Apologies for the lengthy delay since my last blog. As those of you who know me will know, there has been a very good reason.
Suffice to say this blog has been incubating for a while. Over the last few months, I've been exposed to a whole new lexicon – one very unfamiliar to me: the language of pregnancy.
Unfortunately, a few of the new words I've added to my vocabulary have been rather too medical for comfort. Hooked up to a glucose drip after my last pukeathon (sadly not a new word to me), my obstetrican declaimed solemnly that I was suffering from hyperemesis gravidarum. As this essentially means 'chucking up a lot while pregnant', I wasn't particularly impressed. It struck me as a description of my symptoms rather than a diagnosis. I was half tempted to respond 'yes, I know, I just told you that'. Similarly I'm currently eagerly anticipating developing the important-sounding linea nigra on my tummy. I'm looking forward to finding out why a simple black line is so special that it deserves a Latin moniker. Particularly as apparently it's not black.
But happily most of my new words are much jollier in their connotations. And much more Anglo-Saxon. In fact the relationship between the medical and the traditional in pregnancy is rarely clearer than in the language. Believe it or not, I've been given an expected date of confinement, when presumably I will be shackled to a chaise longue, perhaps wearing an empire-line organza and looking becomingly pale while occasionally whispering 'oh my'. I am currently experiencing – this one I really love – the quickening. This is not, sadly, a Stephen King horror movie, but the word that's still used for the first baby movements that you can feel. (These fidgets are currently still a novelty, causing me to exclaim 'oh!' and stare excitedly at my belly in the middle of meetings. Perhaps I can justify the consternation by saying 'oh don't worry, it's just the quickening'.)
Midwife is a particular favourite. It has survived virtually unchanged from the Old English mid-wif – someone who is with the woman (not necessarily the wife, I should point out). It probably makes male midwives even more unexpected, but I just love the word. There's no implication of authority there, no doctoring or nursing to be administered. Just someone who's with you.

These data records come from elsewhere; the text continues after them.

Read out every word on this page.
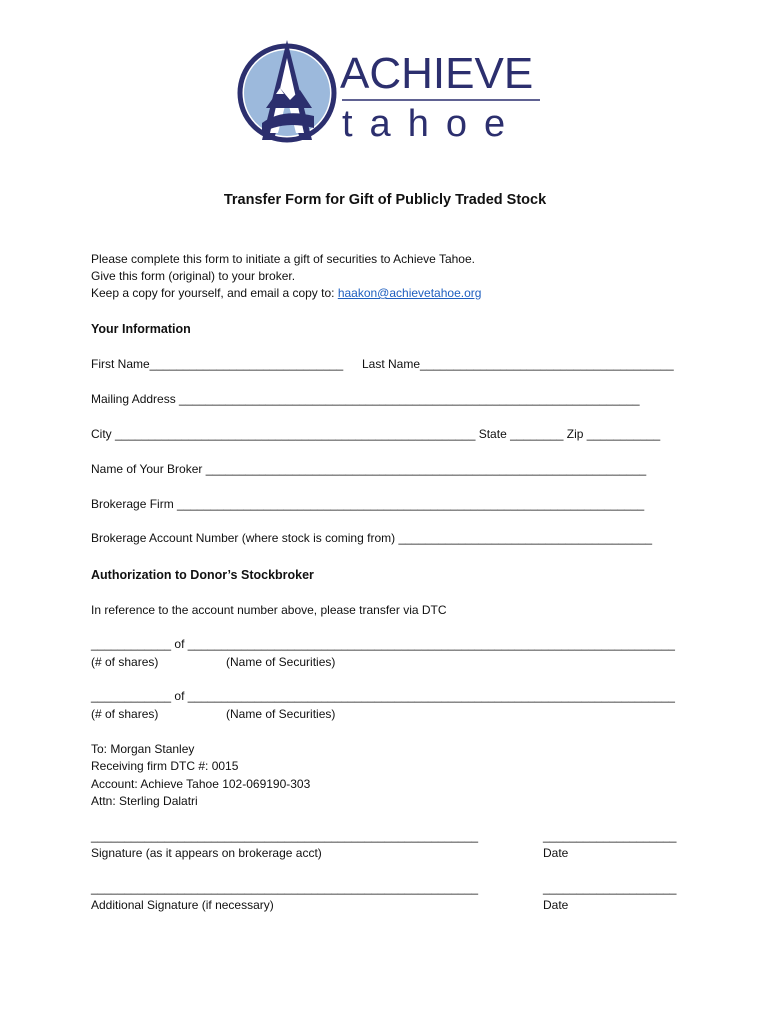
ACHIEVE
tahoe
Transfer Form for Gift of Publicly Traded Stock
Please complete this form to initiate a gift of securities to Achieve Tahoe.
Give this form (original) to your broker.
Keep a copy for yourself, and email a copy to: haakon@achievetahoe.org
Your Information
First Name_____________________________ Last Name______________________________________
Mailing Address _____________________________________________________________________
City ______________________________________________________ State ________ Zip ___________
Name of Your Broker __________________________________________________________________
Brokerage Firm ______________________________________________________________________
Brokerage Account Number (where stock is coming from) ______________________________________
Authorization to Donor’s Stockbroker
In reference to the account number above, please transfer via DTC
____________ of _________________________________________________________________________
(# of shares)	(Name of Securities)
____________ of _________________________________________________________________________
(# of shares)	(Name of Securities)
To: Morgan Stanley
Receiving firm DTC #: 0015
Account: Achieve Tahoe 102-069190-303
Attn: Sterling Dalatri
__________________________________________________________	____________________
Signature (as it appears on brokerage acct)	Date
__________________________________________________________	____________________
Additional Signature (if necessary)	Date
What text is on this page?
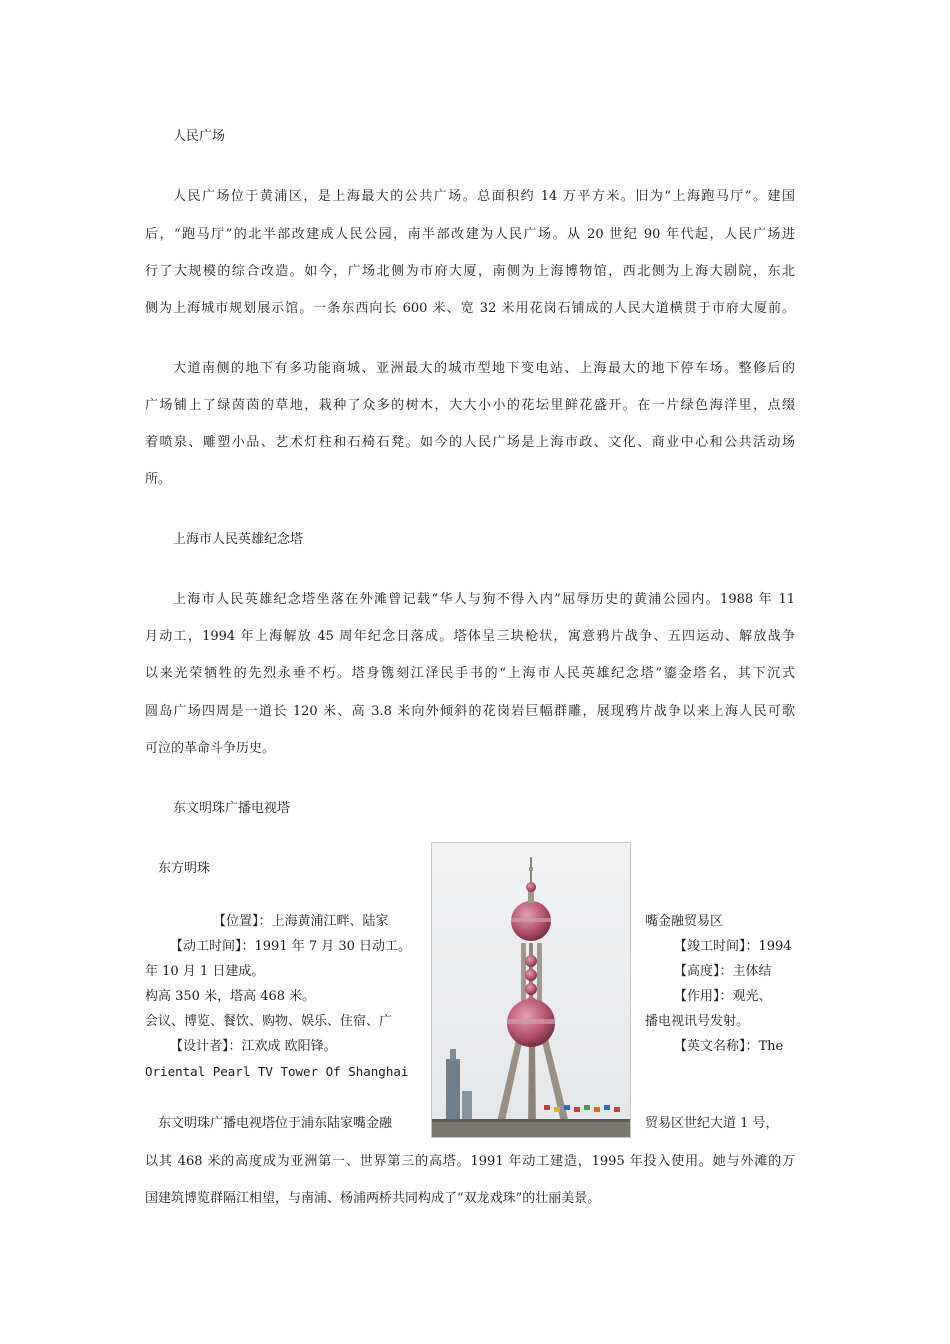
人民广场
人民广场位于黄浦区，是上海最大的公共广场。总面积约 14 万平方米。旧为“上海跑马厅”。建国
后，“跑马厅”的北半部改建成人民公园，南半部改建为人民广场。从 20 世纪 90 年代起，人民广场进
行了大规模的综合改造。如今，广场北侧为市府大厦，南侧为上海博物馆，西北侧为上海大剧院，东北
侧为上海城市规划展示馆。一条东西向长 600 米、宽 32 米用花岗石铺成的人民大道横贯于市府大厦前。
大道南侧的地下有多功能商城、亚洲最大的城市型地下变电站、上海最大的地下停车场。整修后的
广场铺上了绿茵茵的草地，栽种了众多的树木，大大小小的花坛里鲜花盛开。在一片绿色海洋里，点缀
着喷泉、雕塑小品、艺术灯柱和石椅石凳。如今的人民广场是上海市政、文化、商业中心和公共活动场
所。
上海市人民英雄纪念塔
上海市人民英雄纪念塔坐落在外滩曾记载“华人与狗不得入内”屈辱历史的黄浦公园内。1988 年 11
月动工，1994 年上海解放 45 周年纪念日落成。塔体呈三块枪状，寓意鸦片战争、五四运动、解放战争
以来光荣牺牲的先烈永垂不朽。塔身镌刻江泽民手书的“上海市人民英雄纪念塔”鎏金塔名，其下沉式
圆岛广场四周是一道长 120 米、高 3.8 米向外倾斜的花岗岩巨幅群雕，展现鸦片战争以来上海人民可歌
可泣的革命斗争历史。
东文明珠广播电视塔
东方明珠
【位置】：上海黄浦江畔、陆家
【动工时间】：1991 年 7 月 30 日动工。
年 10 月 1 日建成。
构高 350 米，塔高 468 米。
会议、博览、餐饮、购物、娱乐、住宿、广
【设计者】：江欢成 欧阳锋。
Oriental Pearl TV Tower Of Shanghai
嘴金融贸易区
【竣工时间】：1994
【高度】：主体结
【作用】：观光、
播电视讯号发射。
【英文名称】：The
东文明珠广播电视塔位于浦东陆家嘴金融	贸易区世纪大道 1 号，
以其 468 米的高度成为亚洲第一、世界第三的高塔。1991 年动工建造，1995 年投入使用。她与外滩的万
国建筑博览群隔江相望，与南浦、杨浦两桥共同构成了“双龙戏珠”的壮丽美景。
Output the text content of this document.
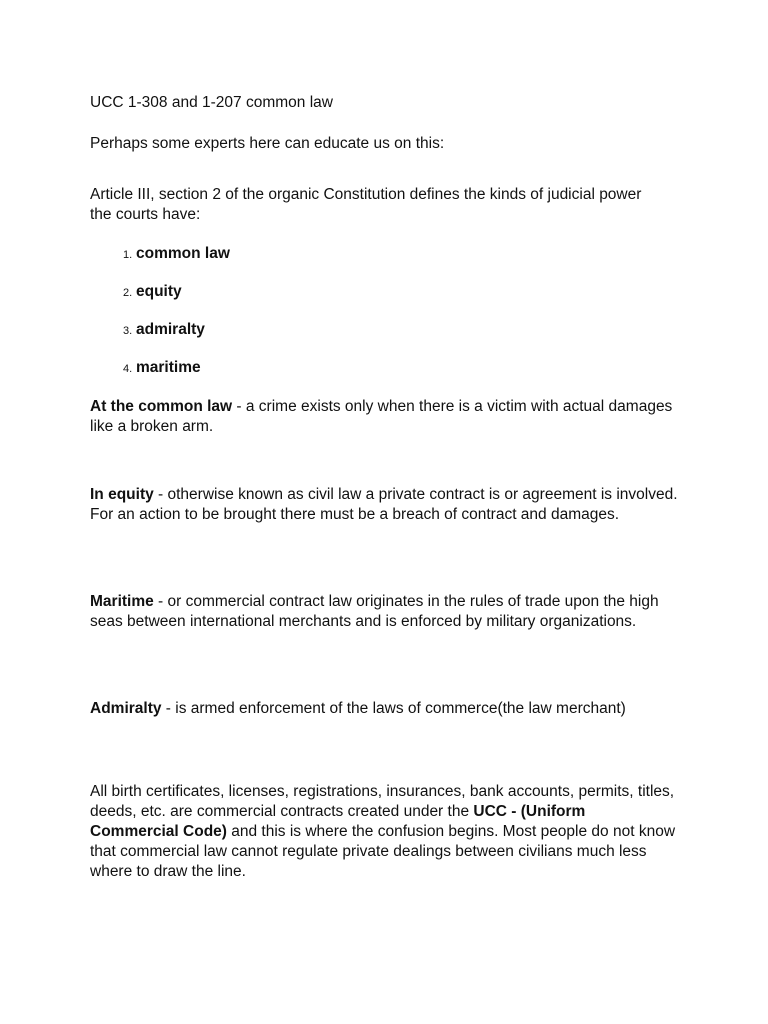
UCC 1-308 and 1-207 common law
Perhaps some experts here can educate us on this:

Article III, section 2 of the organic Constitution defines the kinds of judicial power the courts have:

1. common law
2. equity
3. admiralty
4. maritime

At the common law - a crime exists only when there is a victim with actual damages like a broken arm.

In equity - otherwise known as civil law a private contract is or agreement is involved. For an action to be brought there must be a breach of contract and damages.

Maritime - or commercial contract law originates in the rules of trade upon the high seas between international merchants and is enforced by military organizations.

Admiralty - is armed enforcement of the laws of commerce(the law merchant)

All birth certificates, licenses, registrations, insurances, bank accounts, permits, titles, deeds, etc. are commercial contracts created under the UCC - (Uniform Commercial Code) and this is where the confusion begins. Most people do not know that commercial law cannot regulate private dealings between civilians much less where to draw the line.
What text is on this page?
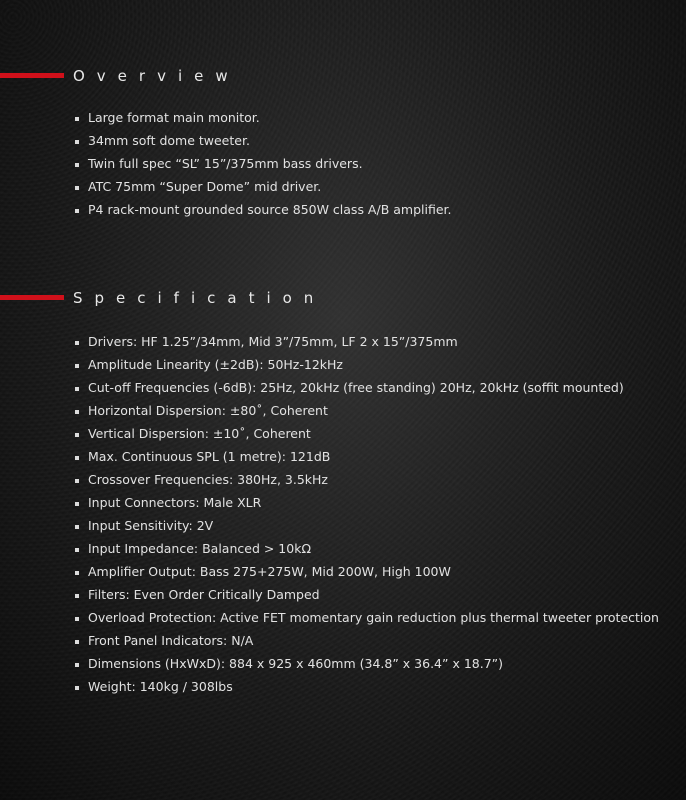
Overview
Large format main monitor.
34mm soft dome tweeter.
Twin full spec “SL” 15”/375mm bass drivers.
ATC 75mm “Super Dome” mid driver.
P4 rack-mount grounded source 850W class A/B amplifier.
Specification
Drivers: HF 1.25”/34mm, Mid 3”/75mm, LF 2 x 15”/375mm
Amplitude Linearity (±2dB): 50Hz-12kHz
Cut-off Frequencies (-6dB): 25Hz, 20kHz (free standing) 20Hz, 20kHz (soffit mounted)
Horizontal Dispersion: ±80˚, Coherent
Vertical Dispersion: ±10˚, Coherent
Max. Continuous SPL (1 metre): 121dB
Crossover Frequencies: 380Hz, 3.5kHz
Input Connectors: Male XLR
Input Sensitivity: 2V
Input Impedance: Balanced > 10kΩ
Amplifier Output: Bass 275+275W, Mid 200W, High 100W
Filters: Even Order Critically Damped
Overload Protection: Active FET momentary gain reduction plus thermal tweeter protection
Front Panel Indicators: N/A
Dimensions (HxWxD): 884 x 925 x 460mm (34.8” x 36.4” x 18.7”)
Weight: 140kg / 308lbs
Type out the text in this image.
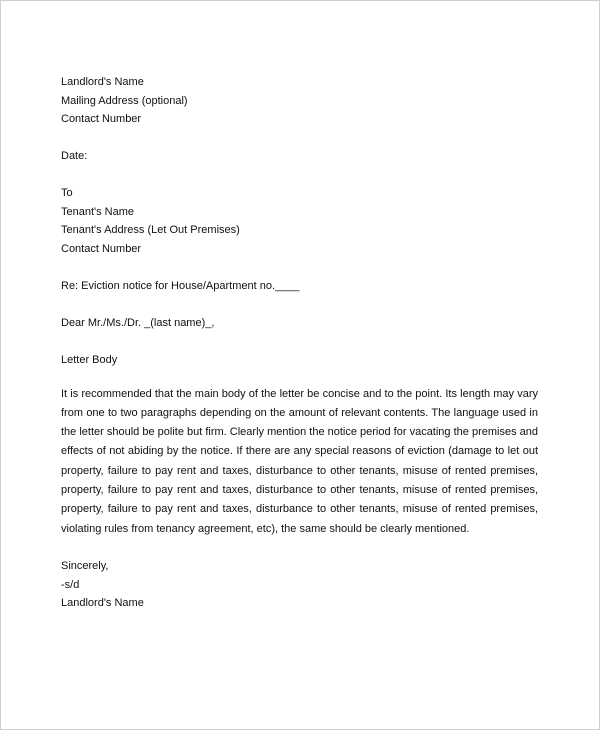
Landlord's Name
Mailing Address (optional)
Contact Number
Date:
To
Tenant's Name
Tenant's Address (Let Out Premises)
Contact Number
Re: Eviction notice for House/Apartment no.____
Dear Mr./Ms./Dr. _(last name)_,
Letter Body
It is recommended that the main body of the letter be concise and to the point. Its length may vary
from one to two paragraphs depending on the amount of relevant contents. The language used in
the letter should be polite but firm. Clearly mention the notice period for vacating the premises and
effects of not abiding by the notice. If there are any special reasons of eviction (damage to let out
property, failure to pay rent and taxes, disturbance to other tenants, misuse of rented premises,
property, failure to pay rent and taxes, disturbance to other tenants, misuse of rented premises,
property, failure to pay rent and taxes, disturbance to other tenants, misuse of rented premises,
violating rules from tenancy agreement, etc), the same should be clearly mentioned.
Sincerely,
-s/d
Landlord's Name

And can someone please come up with a better word for my current 'condition'? Pregnant implies someone who has been impregnated, which not only makes me feel slightly squeamish, but is a very passive notion. I guess at least I'm not gravide or embarazada. (How does that work? I'm currently 19 weeks embarrassed?) I'm not particularly keen on being great with child either, nor in the club, nor up the duff (apparently related to plum duff, believe it or not), nor any of the other dig-in-the-ribs epithets. I tried expecting with an elderly relative recently (partly because you can say we're expecting slightly more comfortably than we're pregnant, which always carries an undertone of alien abduction for me), only to be greeted with a lengthy (pregnant) pause while he waited for me to fill in the object of my sentence.
Anyway, there's more discovery to do as I waddle onwards on this strange new journey: we're currently being exercised by the differences between a pushchair, a buggy, a stroller, a pram and (strictly for the experts, this one) a pramette. Even here the pseudo science is creeping in, and we're being exhorted to buy a flexible travel system. All of which appear to be much the same thing. Ditto crib, cradle, cot and (I kid you not) baby nest. Sigh.